I thought, 'Green milk? Why not green apple juice?' and set about creating another half-empty cup. This scene ended up being like something out of a bad sit-com though, as I snuck out the apple juice, then hid it behind my back as they tore through the kitchen. Then I pulled out the cup and nearly poured the juice as Sylvia stumped in, asking, "Da-dee, when McMurfee coming to my class at big girl school?" I replied something like, "I think today honey," then went back to trying to pour the juice as she walked out. I poured it quickly, feeling like a safecracker or jewel thief, then again hid the juice as they both tore through the kitchen again, seeking out more leprechaun traces. Soon I managed to get the green food coloring in the cup and get the juice bottle put away.

Then, as if scripted, Sylvia asked to be picked up. I nonchalantly picked her up and went about my business with breakfast, waiting. Soon she said, "What dat?" and pointed to the green juice. I called Lillian back into the kitchen and again screams of excitement filled the house.

Eventually, I was able to get them dressed, fed (partially at least), combed & brushed, into the car, and off to school. Apparently, I later heard, they told each and every classmate and teacher every single detail of Mr. McMurphy's romp through our home.

But I started to realize that there was a time when, as a wee lad myself, I believed in leprechauns too, when St. Patrick's Day wasn't about idiots of various and random heritages in a drunken stupor on a non-holiday that even the Irish don't care much about, when it was about magic; about dancing leprechauns, rainbows and pots of gold.

'Oh yeah,' I remembered. 'I used to like St.
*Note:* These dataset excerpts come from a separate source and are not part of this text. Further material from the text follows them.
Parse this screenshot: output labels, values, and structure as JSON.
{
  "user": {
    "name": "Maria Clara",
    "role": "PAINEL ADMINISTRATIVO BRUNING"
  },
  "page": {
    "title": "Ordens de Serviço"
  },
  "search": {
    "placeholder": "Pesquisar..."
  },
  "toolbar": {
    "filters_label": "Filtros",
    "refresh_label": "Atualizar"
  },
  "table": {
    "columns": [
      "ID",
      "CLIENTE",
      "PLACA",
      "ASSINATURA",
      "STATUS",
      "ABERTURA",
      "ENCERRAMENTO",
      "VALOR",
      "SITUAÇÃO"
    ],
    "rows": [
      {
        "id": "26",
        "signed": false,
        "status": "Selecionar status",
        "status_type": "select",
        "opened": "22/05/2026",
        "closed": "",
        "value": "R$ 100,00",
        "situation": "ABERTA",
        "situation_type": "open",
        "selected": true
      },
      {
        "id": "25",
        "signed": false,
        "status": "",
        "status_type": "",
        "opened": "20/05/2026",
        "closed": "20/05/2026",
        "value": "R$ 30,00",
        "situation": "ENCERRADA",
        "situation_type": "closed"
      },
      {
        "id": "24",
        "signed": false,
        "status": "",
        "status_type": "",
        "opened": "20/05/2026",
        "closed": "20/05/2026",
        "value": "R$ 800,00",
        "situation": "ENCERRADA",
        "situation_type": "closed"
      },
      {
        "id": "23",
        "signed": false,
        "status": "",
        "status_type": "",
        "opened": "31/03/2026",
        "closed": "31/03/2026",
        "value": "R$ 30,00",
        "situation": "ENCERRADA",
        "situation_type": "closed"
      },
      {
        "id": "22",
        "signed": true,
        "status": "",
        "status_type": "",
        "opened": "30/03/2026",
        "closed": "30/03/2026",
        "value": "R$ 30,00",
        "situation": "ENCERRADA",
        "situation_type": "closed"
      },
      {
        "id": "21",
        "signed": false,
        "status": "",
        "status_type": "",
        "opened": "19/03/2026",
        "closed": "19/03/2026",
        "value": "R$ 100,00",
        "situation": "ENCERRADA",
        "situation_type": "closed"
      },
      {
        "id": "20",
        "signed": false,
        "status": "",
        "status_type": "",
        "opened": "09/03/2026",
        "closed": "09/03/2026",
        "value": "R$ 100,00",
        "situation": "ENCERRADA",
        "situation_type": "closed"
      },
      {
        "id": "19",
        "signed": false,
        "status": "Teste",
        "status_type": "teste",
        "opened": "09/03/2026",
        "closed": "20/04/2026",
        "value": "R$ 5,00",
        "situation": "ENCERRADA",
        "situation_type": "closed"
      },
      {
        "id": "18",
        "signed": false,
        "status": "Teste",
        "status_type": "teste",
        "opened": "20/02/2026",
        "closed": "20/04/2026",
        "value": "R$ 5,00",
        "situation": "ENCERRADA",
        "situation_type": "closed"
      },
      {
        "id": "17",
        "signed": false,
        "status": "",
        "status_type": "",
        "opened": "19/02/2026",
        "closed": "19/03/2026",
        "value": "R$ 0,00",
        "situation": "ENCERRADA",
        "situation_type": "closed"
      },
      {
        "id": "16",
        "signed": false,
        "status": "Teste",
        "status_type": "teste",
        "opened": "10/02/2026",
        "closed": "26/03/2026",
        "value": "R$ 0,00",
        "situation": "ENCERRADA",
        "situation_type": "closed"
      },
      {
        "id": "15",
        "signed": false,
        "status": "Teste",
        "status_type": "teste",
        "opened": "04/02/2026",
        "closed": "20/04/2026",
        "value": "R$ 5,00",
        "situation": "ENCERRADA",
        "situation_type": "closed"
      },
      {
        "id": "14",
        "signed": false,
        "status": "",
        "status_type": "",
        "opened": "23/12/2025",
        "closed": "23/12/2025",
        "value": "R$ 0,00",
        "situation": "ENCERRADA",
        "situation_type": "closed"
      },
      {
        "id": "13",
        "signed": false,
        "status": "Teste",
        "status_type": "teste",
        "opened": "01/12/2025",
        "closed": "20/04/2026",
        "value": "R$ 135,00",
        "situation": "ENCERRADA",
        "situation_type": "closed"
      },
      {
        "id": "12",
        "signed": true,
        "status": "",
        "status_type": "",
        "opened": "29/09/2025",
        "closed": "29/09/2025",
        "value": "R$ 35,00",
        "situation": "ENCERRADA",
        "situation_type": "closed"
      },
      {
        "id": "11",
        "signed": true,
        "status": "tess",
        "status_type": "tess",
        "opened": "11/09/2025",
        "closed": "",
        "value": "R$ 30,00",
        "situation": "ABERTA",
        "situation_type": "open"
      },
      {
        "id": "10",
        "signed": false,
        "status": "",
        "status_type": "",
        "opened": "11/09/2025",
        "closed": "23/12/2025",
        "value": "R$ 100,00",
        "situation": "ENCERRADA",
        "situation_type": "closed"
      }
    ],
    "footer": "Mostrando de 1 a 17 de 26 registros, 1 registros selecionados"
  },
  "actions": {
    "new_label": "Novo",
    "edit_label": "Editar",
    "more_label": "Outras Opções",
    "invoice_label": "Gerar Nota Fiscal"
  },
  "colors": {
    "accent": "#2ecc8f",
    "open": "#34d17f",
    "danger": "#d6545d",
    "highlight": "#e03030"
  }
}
Patrick's Day too.'

So, while there isn't a lot of magic that goes into parenting, there's certainly a hell of a lot of magic that comes back out from being a parent.

And I haven't even STARTED on Christmas yet... :-)



Tuesday, March 1, 2011

Lillian's Story (Abridged)

"The other day, at school, we were doing recess and we were all ninjas, me and Jayannah and Addison and Marino and Malisia and Cadin and we were all ninjas and I was the Pink Princess Ninja and Jayannah was the Purple Princess Ninja and Addison - she's the one who has a hat with tiny, teeny, tiny teeny little candy canes on it and you met her once after school when she was wearing a black coat - she was Violet Princess Ninja and the boys were all regular ninjas, except Cadin who was the Golden Wolf, and whenever he howled, like this, 'How-how-HOOOWWWWLLL,' it meant that danger was coming and so we all had to be ready to fight bad guys and so Cadin would go 'How-how-HOOOWWWWLLL' then we'd all get ready with our karate to fight bad guys and we fought bad guys and saved the world."